A Democracia da Tortura

DOSSIÊ FILMES SOBRE DITADURA BRASILEIRA. V - BRAZIL: A REPORT ON TORTURE, DE SAUL LANDAU E HASKELL WEXLER, 1971.



"Brasil - Um Relatório sobre a Tortura" é um documentário realizador por dois cineastas americanos, Saul Landau e Haskell Wexler. Na wikipédia consta que eles foram codiretores, sendo a realizadora Hannah Eaves, mas nada consta no IMDB.

Saul Landau foi um ativista, jornalista e documentarista, dirigindo dez filmes com forte teor político (seu primeiro filme foi um registro de Fidel Castro em 1971). Haskell Wexler é mais conhecido como diretor de fotografia (de filmes como Um estranho no ninho e Quem tem medo de Virgínia Woolf), mas também dirigiu alguns, grande parte políticos. 

Os dois estavam no Chile para entrevistar o presidente Salvador Allende (que resultou neste filme aqui) e, enquanto esperavam para marcar a entrevista, ficaram sabendo da chegada de um grupo de 70 brasileiros que seriam exilados no Chile, e que haviam sido torturados pelo regime militar instaurado em 1964. 

Foram então realizadas entrevistas em primeira mão com alguns dos 70 brasileiros em janeiro daquele ano. Eles haviam sido libertados em troca do embaixador suiço Giovanni Bucher, sequestrado no final de 1970 no Rio de Janeiro pelo guerrilha armada da VPR. Nelas são mostrados entre os depoimentos pessoais de sevícias sofridas pelos presos no Brasil, a simulação de torturas encenadas por eles mesmos. O filme foi realizado com câmera na mão e com fotografia crua, sem retoques, num misto de português, inglês e portunhol. O caráter de urgência é evidente.

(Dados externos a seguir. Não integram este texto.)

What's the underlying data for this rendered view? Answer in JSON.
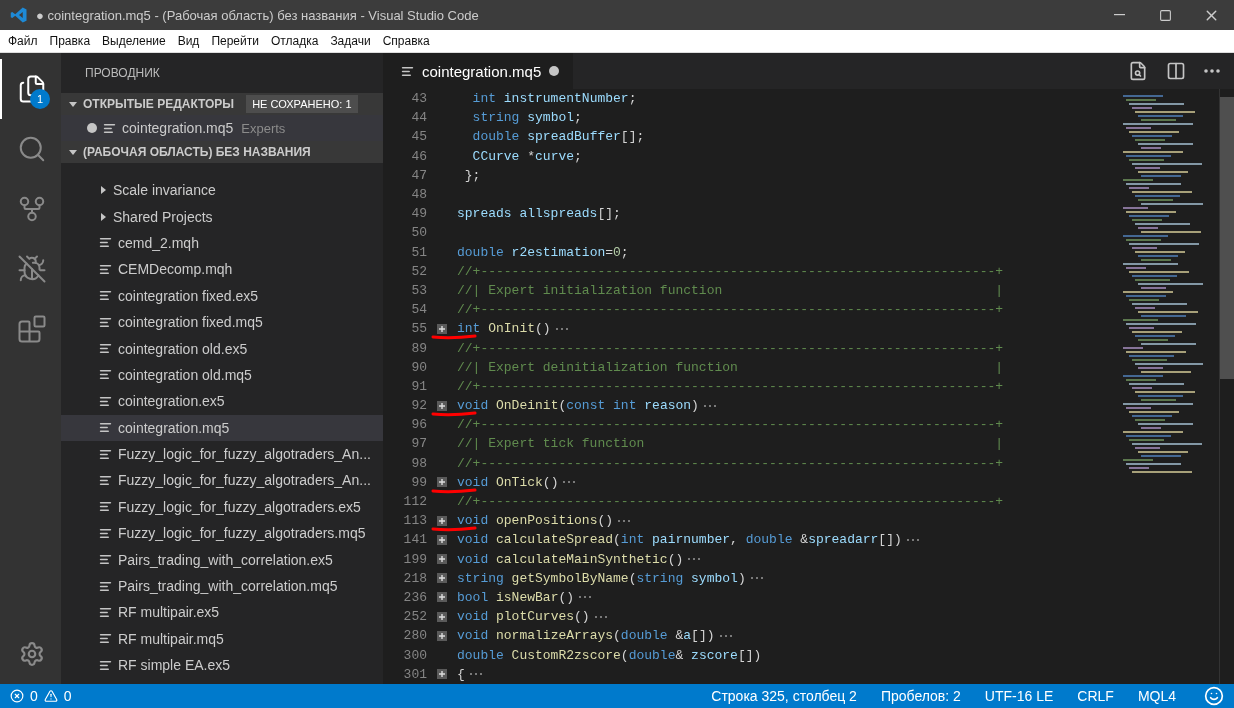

A seguir o filme, que pode ser encontrado facilmente no youtube.



Logo no início os militantes fazem a demonstração do pau-de-arara. A clareza da reencenação é desconcertante, incômoda. Alguns brincam com a macabra inversão de papéis. Eles relembram os companheiros que morreram por não entregar nenhum dos camaradas.


O primeiro depoimento é de Maria Auxiliadora Lara Barcelos, de 25 anos, que sofreu diversas torturas no DOPS, incluindo torturas sexuais. Há um elemento perturbador em sua fala, que é um riso que vem com certa constância e que não quebra a tensão, mas a intensifica. A forma como ela descreve as torturas que sofreu durante dois meses tem um tom de muita naturalidade, fiquei com a impressão de que mesmo os milicos não foram capazes de quebrar seu espírito.

Maria Auxiliadora Lara Barcelos se matou em 1976 em Berlim.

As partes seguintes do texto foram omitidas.